The first few times you change a baby's clothes can be quite frustrating. Not only is it a struggle to get their tiny limbs through the necessary sleeves, but your baby may cry in protest through the whole process. Having clothes that are built for practicality will help you a great deal in this area. Here’s a quick practicality checklist you can use:

• Check to see that the clothing has a full snap opening at the bottom or a long zipper on the front.
• Check that clothes designed to be pulled over the head have a large enough neck opening (stretchy also helps) so that you don’t have to squash your baby’s face too much when you pull the item over their face.
• Check that all your baby’s clothing is machine washable. You might take this for granted and be surprised when you encounter certain items in their wardrobe that need to be washed by hand or dry cleaned.

 

Final Baby Clothes Buying Advice

Finally, when buying appropriate baby sleep clothing for your little one, at whatever age they are, there are some final pieces of advice you should keep in mind.
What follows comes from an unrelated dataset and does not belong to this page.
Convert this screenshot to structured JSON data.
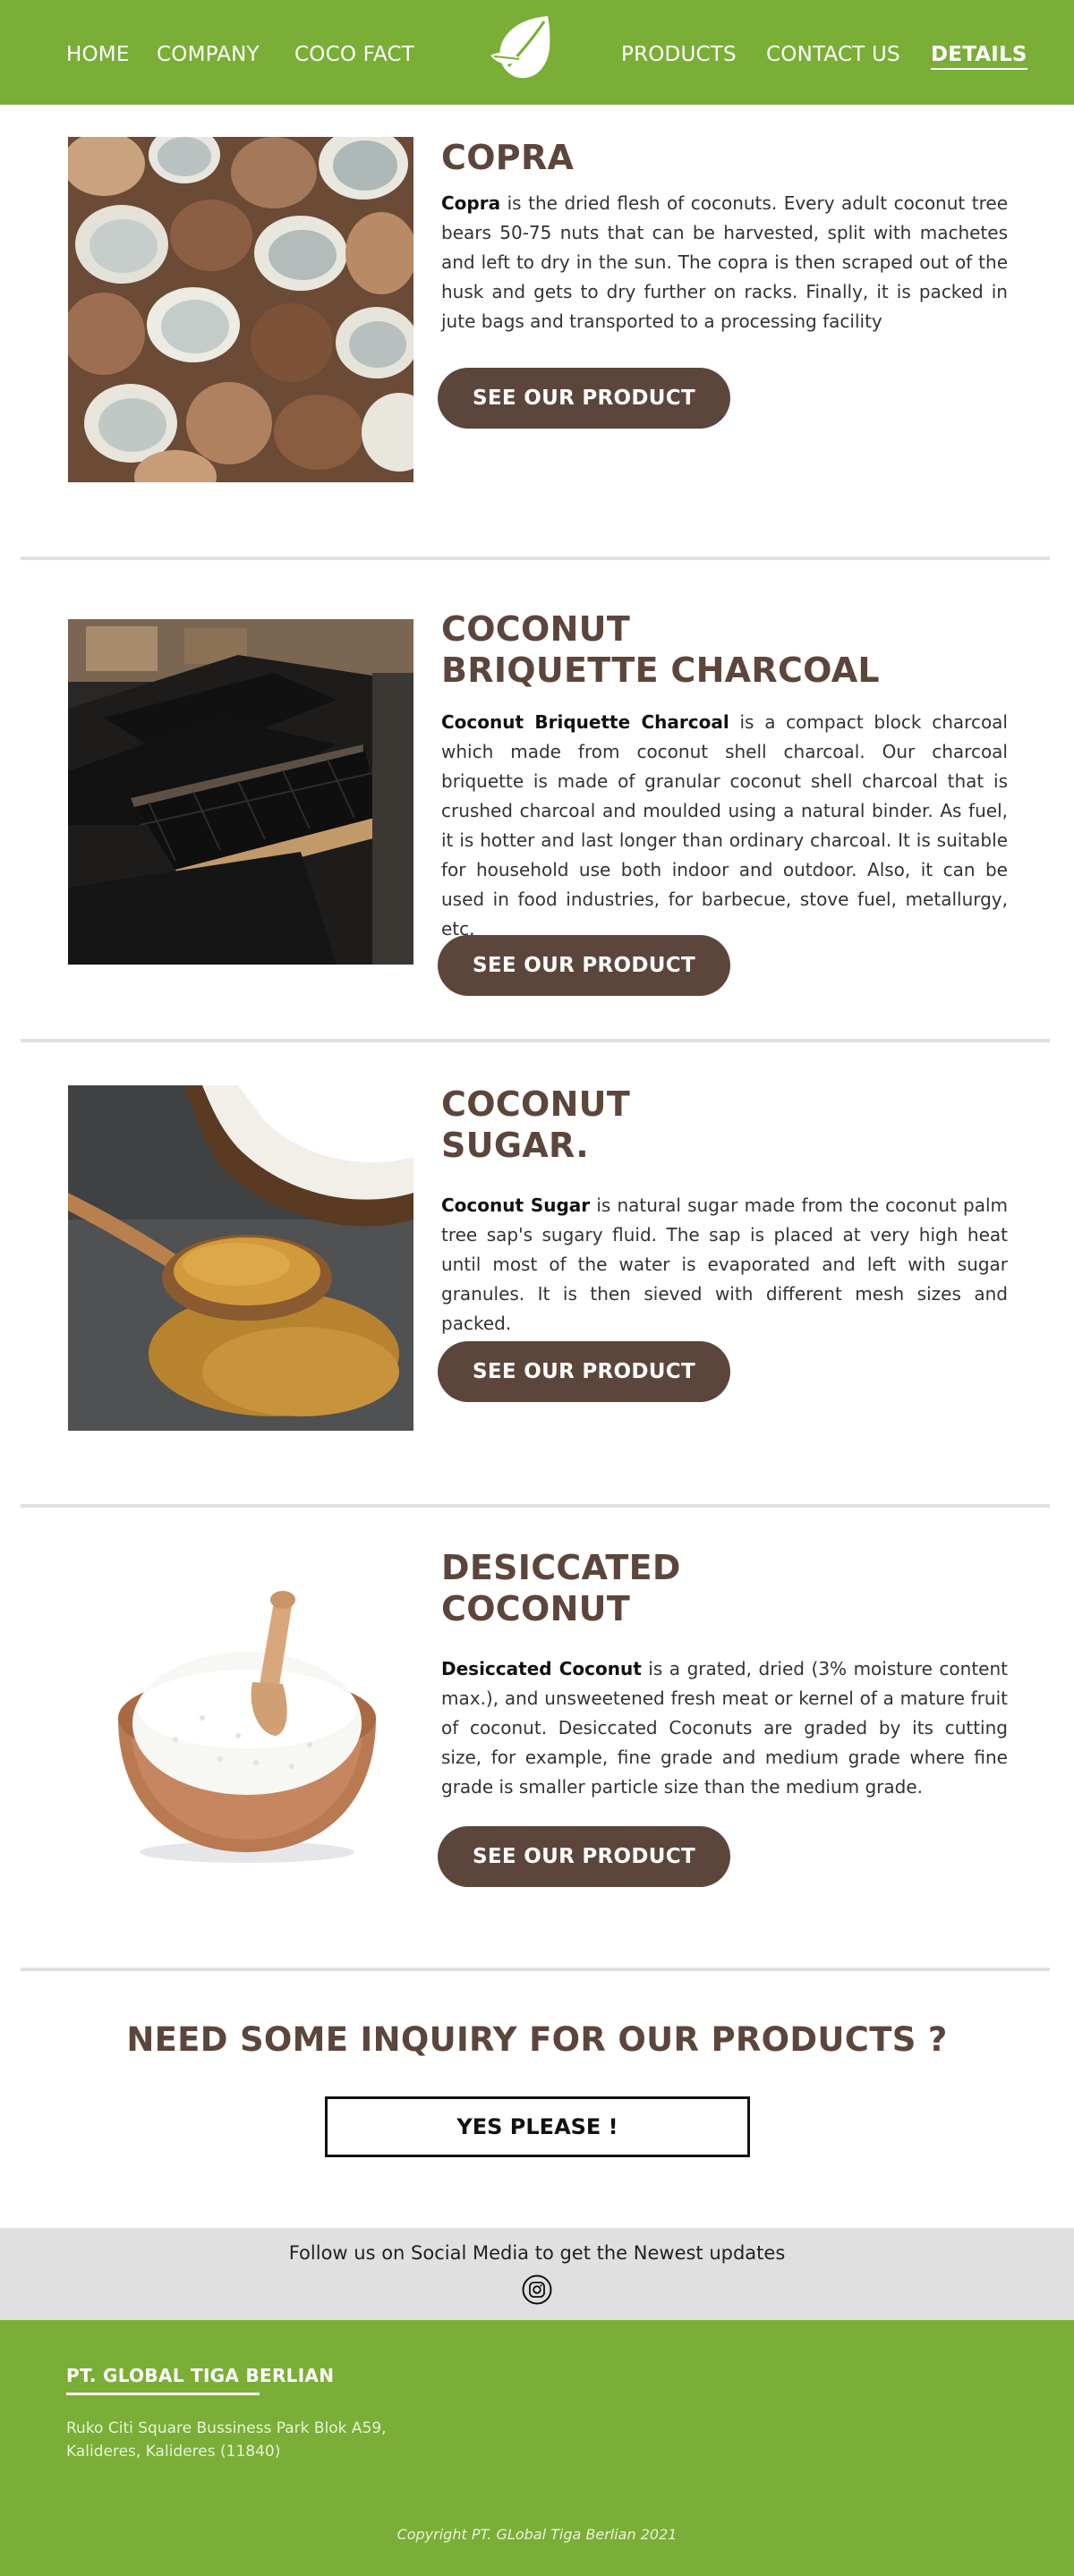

The first is, make sure you opt for quantity over expensive style choices. New babies are messy, so you’ll need plenty of alternatives and replacements for each baby clothing item.

Also, despite any pre-birth eagerness you might have to fill up your baby’s wardrobe, don’t buy too many newborn clothes or clothes for any particular age. Your baby will soon grow out of each baby size so it’s better to spread your collection wisely throughout their development stages. 

Finally, make sure you buy clothes that are slightly larger than your baby’s current age. You can easily fold or roll up garments to make them fit, while smaller clothes will be useless when your baby goes through a sudden growth spurt.